CHAIR: So you would say, in a nutshell, the freeze and the voluntary redundancies, from your organisation's point of view, should be reversed and you should build your capability and enhance your capability and give people somewhere to go?

Mr Efthymiou : Well, I would say the First Principles Review looks at the human resources. It has been focussed on the input side. When you start to look at something from the input side, you start to treat it as a cost, as a liability to be minimised and a cost to be reduced. If you were to look at it, you know, as an investment—what could you achieve if you had more staff—you may get a different view of things. For example, if you gave me one staff member, six months of time and $110,000, I could, for example, deliver you an unmanned ground vehicle which follows you through an android type beacon device with obstacle avoidance to carry all your water, batteries and so on and so forth. But that is not a high priority. It is not a high priority for the army right now. It is not a high priority for me, because 80 per cent of my staff have been allocated to the priorities to ensure that we deliver to our customers what we said we were going to deliver, which is where the major projects or procurements are.
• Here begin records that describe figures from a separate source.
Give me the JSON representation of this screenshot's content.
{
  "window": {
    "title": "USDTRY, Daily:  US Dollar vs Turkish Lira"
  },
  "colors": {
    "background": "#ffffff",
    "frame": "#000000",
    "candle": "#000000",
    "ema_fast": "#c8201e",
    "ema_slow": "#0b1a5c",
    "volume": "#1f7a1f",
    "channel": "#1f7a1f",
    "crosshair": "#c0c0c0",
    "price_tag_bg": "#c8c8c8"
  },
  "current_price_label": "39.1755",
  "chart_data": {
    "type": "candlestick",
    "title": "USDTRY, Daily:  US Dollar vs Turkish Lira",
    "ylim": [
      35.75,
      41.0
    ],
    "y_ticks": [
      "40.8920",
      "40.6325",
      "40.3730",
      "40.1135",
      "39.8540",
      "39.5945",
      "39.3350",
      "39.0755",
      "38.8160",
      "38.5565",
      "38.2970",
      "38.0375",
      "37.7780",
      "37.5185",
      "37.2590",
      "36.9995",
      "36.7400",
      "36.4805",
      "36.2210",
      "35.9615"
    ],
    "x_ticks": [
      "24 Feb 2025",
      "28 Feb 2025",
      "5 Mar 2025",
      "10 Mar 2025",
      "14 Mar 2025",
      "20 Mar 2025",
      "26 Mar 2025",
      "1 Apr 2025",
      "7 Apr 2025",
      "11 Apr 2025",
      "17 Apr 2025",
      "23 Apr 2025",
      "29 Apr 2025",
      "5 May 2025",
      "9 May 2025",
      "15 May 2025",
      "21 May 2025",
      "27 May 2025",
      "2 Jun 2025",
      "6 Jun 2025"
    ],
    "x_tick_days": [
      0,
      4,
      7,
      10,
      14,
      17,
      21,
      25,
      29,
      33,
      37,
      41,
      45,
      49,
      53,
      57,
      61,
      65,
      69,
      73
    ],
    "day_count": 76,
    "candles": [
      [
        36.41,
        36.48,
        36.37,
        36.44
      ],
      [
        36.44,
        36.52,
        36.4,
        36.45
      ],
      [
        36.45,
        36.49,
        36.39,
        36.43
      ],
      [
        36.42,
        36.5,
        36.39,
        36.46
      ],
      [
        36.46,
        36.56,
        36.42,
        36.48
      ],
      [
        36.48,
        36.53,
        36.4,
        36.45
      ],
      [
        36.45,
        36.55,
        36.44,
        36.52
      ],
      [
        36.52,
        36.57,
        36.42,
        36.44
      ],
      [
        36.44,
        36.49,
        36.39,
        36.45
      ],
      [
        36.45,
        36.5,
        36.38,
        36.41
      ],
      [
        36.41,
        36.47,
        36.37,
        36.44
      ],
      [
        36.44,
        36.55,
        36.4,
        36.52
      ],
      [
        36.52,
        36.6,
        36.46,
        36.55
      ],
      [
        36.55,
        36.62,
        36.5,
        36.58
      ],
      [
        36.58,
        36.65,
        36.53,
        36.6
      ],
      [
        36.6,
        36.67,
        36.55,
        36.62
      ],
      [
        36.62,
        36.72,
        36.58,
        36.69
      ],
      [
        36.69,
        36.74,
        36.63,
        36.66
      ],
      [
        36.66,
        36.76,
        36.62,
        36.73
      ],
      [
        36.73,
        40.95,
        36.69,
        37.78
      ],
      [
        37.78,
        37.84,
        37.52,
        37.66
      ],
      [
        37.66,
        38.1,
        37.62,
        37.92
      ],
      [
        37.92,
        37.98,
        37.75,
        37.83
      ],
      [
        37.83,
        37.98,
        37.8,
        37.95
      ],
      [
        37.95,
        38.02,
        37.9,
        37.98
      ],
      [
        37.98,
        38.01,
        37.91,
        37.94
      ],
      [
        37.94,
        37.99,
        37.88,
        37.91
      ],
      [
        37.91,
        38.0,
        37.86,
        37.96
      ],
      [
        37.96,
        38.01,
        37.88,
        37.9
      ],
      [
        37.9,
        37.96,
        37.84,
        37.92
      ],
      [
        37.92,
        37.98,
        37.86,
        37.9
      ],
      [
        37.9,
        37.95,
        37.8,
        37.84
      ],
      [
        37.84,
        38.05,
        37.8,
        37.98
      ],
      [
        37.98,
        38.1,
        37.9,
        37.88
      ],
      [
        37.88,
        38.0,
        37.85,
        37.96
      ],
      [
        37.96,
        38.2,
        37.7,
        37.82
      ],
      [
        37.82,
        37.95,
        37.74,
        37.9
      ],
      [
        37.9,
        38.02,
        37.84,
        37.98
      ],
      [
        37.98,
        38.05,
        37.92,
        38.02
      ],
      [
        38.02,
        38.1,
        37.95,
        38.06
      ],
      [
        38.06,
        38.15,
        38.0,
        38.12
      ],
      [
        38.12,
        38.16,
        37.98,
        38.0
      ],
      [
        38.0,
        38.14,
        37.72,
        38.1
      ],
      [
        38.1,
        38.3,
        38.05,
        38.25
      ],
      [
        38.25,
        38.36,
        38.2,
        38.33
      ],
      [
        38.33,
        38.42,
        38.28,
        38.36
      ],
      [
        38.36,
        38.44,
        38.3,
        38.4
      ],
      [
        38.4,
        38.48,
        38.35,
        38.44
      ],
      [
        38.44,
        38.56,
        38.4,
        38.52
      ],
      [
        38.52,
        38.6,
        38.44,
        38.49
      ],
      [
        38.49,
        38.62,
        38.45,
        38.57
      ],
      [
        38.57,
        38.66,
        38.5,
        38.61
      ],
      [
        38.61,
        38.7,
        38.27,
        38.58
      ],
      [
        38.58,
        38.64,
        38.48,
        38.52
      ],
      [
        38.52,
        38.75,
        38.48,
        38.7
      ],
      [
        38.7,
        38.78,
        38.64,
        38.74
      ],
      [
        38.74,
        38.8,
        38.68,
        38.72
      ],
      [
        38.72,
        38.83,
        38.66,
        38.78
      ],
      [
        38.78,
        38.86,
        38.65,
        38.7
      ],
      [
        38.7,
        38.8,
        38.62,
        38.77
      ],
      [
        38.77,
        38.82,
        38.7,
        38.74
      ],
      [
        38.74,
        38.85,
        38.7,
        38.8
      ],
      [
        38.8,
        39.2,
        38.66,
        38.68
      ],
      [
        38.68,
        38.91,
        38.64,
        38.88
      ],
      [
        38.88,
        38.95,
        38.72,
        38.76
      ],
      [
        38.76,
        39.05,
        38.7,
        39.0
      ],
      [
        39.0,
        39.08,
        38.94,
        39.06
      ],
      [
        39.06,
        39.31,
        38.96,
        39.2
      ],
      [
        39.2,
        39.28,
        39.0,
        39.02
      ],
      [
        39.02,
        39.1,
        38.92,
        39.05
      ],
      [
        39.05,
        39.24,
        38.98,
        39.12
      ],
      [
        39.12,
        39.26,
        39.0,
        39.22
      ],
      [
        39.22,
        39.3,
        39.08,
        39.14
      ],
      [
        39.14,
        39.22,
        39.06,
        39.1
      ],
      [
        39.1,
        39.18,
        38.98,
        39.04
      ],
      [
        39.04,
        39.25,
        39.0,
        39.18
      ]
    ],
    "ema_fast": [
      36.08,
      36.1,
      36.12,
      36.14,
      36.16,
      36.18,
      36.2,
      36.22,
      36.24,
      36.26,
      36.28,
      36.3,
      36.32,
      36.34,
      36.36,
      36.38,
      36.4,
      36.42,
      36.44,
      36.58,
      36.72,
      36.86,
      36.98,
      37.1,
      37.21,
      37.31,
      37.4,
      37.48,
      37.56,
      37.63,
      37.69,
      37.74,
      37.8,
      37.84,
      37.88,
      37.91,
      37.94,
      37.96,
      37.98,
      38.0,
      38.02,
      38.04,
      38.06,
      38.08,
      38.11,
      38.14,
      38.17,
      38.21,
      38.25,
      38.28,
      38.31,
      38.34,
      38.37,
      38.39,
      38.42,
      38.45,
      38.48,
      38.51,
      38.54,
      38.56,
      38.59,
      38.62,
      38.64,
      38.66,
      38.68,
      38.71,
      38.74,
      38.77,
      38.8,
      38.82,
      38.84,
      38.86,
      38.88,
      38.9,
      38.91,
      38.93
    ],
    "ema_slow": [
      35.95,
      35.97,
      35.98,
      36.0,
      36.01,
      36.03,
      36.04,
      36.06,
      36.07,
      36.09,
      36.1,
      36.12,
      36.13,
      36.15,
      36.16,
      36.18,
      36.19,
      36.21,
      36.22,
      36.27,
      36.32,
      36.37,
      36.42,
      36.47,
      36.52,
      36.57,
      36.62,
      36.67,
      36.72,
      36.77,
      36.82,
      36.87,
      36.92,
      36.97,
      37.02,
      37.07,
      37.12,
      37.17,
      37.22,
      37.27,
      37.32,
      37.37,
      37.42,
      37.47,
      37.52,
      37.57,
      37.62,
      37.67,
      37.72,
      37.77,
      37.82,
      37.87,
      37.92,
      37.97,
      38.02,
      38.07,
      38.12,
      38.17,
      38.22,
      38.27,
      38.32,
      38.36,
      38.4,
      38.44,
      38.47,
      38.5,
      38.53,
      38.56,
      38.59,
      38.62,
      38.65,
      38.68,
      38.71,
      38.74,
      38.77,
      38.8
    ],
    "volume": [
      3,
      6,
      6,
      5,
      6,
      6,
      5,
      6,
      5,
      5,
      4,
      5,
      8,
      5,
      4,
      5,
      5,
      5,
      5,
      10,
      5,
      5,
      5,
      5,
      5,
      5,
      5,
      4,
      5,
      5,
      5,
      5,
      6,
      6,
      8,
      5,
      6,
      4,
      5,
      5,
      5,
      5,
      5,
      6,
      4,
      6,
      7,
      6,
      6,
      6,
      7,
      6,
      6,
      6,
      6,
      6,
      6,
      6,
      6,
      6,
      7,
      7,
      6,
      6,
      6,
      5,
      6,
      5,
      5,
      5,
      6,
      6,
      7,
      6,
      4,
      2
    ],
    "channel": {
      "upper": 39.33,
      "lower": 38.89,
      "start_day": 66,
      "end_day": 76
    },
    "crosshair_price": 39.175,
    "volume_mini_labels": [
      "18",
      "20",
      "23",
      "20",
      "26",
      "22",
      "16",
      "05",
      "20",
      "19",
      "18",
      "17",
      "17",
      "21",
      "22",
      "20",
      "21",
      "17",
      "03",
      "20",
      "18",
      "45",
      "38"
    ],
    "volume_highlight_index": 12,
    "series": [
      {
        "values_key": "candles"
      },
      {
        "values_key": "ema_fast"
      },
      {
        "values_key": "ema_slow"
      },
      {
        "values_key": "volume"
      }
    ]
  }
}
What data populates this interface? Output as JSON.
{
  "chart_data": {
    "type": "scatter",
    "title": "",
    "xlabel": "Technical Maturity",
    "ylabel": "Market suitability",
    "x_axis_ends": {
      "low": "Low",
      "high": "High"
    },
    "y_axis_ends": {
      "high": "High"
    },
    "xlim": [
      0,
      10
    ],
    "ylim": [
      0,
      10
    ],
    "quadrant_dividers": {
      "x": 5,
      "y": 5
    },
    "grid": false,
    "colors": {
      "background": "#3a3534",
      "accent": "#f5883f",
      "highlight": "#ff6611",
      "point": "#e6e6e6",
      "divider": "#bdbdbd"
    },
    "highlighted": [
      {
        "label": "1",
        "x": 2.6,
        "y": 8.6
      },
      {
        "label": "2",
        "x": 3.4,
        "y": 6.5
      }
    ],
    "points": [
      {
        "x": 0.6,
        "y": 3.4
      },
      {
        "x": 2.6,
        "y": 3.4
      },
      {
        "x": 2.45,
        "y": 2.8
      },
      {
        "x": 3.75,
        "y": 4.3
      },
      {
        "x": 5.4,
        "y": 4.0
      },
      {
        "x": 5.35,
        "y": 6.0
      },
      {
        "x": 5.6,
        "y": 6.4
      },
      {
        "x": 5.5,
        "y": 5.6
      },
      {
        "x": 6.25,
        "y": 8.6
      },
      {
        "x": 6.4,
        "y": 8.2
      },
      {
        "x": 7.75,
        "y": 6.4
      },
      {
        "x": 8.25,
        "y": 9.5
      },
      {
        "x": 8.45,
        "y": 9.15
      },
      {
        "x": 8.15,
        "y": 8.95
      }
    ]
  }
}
So that is an opportunity. For example, if you look at the APS workforce as an investment to achieve an end state, it may give you a different perspective of things. We have priority industry capabilities, for example. One of them is selected ballistic munitions and explosives. It is a priority industry capability. I work in Diggerworks, which is a design development sort of area. An effective mechanism, including DSTO—DSTG is similar—is to give comparative advantage to Australian industry. I cover only a certain technology area because I do not have the staff to cover everything. If you emulated a successful organisation, such as my own, you may get a boost in the capability of Australian industry. We regularly design, develop and commercialise body armour and load carriage technology, for example, working with companies such as Australian Defence Apparel and those sort of companies. But there are areas of priority industry capability that we are missing because I cannot address everything with the 11 staff I have at my disposal. In a resource constrained environment, the natural and intelligent thing to do is to put your resources on the priorities that you have already committed to. The challenge is maintaining a little flexibility to address upcoming issues and priorities. That is the challenge that land systems division will face, I would say.

Mr Bussell : Senator, we get the mantra 'less with less' all the time, but that translates as 'do as much as you can with as little as possible and we will worry about the risk later'.

CHAIR: Thank you very much for your evidence. We are a couple of minutes over time. We have your submission and we have heard your answers. There is plenty of food for thought there. Thank you for your submission today.